Still, the 401(k) market has remained relatively static in the past year or two despite the turn around in the market, according to Trisha Brambley, president of Resources for Retirement Plans of Newtown, Pa., a consulting firm that advises plan sponsors on their retirement programs.
"Most plan sponsors that we work with feel that their employees aren't making radical changes and the reason they aren't doing this is because they [participants] don't know what to do," she said. But that does not mean that there isn't a need for the information, she said.
"There is a substantial percentage of employees that have never seen negatives on their statements, much less two quarters in a row," she said. "Having an asset allocation strategy for the long haul is more important now than ever before."
Fund companies are largely meeting those needs through improved websites, she said. In the past year, several firms including Mass Mutual of Springfield, Mass., Putnam Investments of Boston and Fidelity Investments, also of Boston, have all upgraded their 401(k) websites to provide more information for plan participants, Brambley said.
In addition, plan providers are holding more on site one-on-one meetings with participants, e-mail campaigns to help ease participants' anxieties and answer frequently asked questions in addition to addressing asset allocation issues and the bear market in newsletters, Brambley said.
Although participants are not moving their money as much as expected, they are interested in what is happening to their 401(k) accounts, according to Dennis Ackley, a vice president with J.P. Morgan/American Century Retirement Services of Kansas City, Mo.
J.P. Morgan/American Century decided to develop a special training course, consisting of suggested responses to frequently asked questions, for its telephone representatives to use after markets declined precipitously earlier this year, Ackley said.

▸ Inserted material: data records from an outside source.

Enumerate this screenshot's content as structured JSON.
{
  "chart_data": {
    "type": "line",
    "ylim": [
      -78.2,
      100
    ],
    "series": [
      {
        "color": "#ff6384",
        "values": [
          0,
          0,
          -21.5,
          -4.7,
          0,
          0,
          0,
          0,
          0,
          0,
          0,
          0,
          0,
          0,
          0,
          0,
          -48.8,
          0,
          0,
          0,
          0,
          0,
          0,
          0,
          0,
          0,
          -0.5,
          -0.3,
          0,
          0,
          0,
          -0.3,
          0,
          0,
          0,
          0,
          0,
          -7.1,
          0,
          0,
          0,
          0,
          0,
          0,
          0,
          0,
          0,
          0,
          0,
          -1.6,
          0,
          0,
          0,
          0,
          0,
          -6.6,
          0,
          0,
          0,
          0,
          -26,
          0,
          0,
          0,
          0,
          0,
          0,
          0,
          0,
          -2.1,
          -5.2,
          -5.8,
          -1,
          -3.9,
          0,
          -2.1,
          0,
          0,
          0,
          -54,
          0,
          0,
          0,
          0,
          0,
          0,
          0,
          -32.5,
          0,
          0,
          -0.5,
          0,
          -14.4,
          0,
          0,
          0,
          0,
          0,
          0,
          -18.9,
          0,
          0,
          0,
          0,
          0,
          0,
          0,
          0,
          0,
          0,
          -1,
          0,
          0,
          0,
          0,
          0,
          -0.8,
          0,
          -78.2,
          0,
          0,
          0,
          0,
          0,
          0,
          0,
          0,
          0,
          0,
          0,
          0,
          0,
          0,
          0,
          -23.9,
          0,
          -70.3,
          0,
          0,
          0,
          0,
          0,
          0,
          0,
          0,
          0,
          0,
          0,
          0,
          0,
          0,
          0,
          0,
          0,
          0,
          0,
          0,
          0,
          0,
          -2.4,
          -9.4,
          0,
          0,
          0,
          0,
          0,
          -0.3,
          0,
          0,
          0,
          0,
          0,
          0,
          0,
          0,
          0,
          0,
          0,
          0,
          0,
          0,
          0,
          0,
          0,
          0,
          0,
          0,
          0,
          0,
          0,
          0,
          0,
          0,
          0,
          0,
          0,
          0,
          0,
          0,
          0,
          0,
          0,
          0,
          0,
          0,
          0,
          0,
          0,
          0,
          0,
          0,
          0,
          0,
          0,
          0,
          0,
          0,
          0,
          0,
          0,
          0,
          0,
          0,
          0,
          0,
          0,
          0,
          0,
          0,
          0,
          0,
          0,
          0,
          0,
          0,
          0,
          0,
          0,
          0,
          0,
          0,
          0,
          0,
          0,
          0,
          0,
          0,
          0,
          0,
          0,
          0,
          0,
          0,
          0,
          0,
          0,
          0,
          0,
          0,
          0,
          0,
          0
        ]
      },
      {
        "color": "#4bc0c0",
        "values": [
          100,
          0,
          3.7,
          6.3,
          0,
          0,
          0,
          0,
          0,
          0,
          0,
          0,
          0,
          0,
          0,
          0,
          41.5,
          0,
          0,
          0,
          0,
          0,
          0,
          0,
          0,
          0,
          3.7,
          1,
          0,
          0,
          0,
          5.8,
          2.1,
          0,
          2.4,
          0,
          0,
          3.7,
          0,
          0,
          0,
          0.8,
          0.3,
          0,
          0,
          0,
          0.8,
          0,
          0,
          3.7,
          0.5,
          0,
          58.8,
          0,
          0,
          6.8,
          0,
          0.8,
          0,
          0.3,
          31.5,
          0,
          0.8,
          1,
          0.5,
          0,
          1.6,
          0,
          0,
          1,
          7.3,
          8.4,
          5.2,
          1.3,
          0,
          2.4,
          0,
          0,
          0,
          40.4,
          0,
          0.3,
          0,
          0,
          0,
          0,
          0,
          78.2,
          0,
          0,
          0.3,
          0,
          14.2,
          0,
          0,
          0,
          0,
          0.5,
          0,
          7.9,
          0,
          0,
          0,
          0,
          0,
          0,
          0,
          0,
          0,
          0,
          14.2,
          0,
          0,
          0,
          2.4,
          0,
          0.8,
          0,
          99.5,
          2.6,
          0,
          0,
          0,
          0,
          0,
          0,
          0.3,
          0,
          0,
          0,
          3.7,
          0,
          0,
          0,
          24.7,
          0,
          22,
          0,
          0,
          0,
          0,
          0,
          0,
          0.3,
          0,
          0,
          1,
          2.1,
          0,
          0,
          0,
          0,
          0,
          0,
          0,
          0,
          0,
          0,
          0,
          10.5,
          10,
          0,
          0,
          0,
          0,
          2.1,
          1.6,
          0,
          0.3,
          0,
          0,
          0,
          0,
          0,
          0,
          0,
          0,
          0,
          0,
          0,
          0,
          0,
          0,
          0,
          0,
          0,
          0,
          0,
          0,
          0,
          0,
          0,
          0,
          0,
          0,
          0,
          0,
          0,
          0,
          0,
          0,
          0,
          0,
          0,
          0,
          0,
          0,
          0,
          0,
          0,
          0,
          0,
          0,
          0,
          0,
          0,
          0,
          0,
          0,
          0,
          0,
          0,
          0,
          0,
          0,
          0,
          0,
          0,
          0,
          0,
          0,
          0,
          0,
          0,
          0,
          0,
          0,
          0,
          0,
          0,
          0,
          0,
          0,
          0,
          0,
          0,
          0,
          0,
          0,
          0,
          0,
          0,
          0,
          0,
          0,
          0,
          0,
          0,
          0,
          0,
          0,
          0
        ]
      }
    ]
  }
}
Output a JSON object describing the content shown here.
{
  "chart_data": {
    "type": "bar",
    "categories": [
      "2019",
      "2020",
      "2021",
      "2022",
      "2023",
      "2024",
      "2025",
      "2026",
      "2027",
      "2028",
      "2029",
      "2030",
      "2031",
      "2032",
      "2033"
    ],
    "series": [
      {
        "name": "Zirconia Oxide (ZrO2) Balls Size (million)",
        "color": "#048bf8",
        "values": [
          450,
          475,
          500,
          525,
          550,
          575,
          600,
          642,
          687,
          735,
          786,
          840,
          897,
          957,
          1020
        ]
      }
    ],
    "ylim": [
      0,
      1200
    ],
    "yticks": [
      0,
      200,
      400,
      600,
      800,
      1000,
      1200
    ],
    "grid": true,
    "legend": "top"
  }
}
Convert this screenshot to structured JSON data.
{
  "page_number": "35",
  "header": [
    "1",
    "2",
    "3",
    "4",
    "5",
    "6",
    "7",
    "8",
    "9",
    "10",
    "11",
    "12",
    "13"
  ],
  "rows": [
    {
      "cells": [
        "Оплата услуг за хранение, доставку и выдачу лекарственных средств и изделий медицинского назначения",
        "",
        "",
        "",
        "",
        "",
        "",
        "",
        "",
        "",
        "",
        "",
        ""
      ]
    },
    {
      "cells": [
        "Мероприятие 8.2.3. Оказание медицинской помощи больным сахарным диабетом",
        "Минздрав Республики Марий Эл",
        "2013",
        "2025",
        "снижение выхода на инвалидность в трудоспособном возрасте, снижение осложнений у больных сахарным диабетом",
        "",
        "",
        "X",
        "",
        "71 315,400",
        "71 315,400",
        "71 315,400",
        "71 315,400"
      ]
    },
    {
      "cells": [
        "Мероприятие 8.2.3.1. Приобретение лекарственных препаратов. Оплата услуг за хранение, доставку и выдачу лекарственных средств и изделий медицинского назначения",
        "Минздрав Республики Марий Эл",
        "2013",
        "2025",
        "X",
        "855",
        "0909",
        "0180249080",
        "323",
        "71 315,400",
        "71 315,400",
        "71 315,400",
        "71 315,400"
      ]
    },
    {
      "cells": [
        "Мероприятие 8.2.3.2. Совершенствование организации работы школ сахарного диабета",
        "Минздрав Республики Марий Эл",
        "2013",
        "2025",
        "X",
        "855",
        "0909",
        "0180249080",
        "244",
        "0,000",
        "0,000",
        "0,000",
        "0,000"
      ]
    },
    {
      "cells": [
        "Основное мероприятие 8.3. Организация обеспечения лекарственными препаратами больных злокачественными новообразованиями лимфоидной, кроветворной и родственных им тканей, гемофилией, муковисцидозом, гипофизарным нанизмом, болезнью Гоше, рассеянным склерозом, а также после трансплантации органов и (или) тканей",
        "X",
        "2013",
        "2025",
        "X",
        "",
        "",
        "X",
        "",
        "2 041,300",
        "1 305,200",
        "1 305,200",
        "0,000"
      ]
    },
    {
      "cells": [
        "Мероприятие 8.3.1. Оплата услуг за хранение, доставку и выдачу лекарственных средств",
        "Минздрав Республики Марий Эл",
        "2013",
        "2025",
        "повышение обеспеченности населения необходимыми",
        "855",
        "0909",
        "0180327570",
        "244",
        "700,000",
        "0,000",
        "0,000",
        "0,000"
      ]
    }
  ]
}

The responses are intended to get the participants to develop long-term investment horizons, he said.
"We don't want to imply that they should react to a bear market," he said. "The message is to them to think in the long-term."
The firm's phone representatives have also been trained to inform participants of the consequences of their investment decisions, whether there are tax implications or if they are locking in losses by cashing out of their 401(k) accounts, he said.
The firm has also responded to plan sponsors' requests for on-site teaching sessions to help improve participants' understanding of what impact the markets are having on their accounts as well as helping them develop a retirement goal, he said.
The volume of participant inquiries has risen, but phone volume has increased slightly while the firm's website, retireonline.com, has handled a large percentage of the increase, according to Ackley. Last year, 35 percent of participants' inquiries were handled by an automated telephone system while 14 percent was handled by personal telephone representatives and 51 percent was handled by the company website, according to a company spokesperson.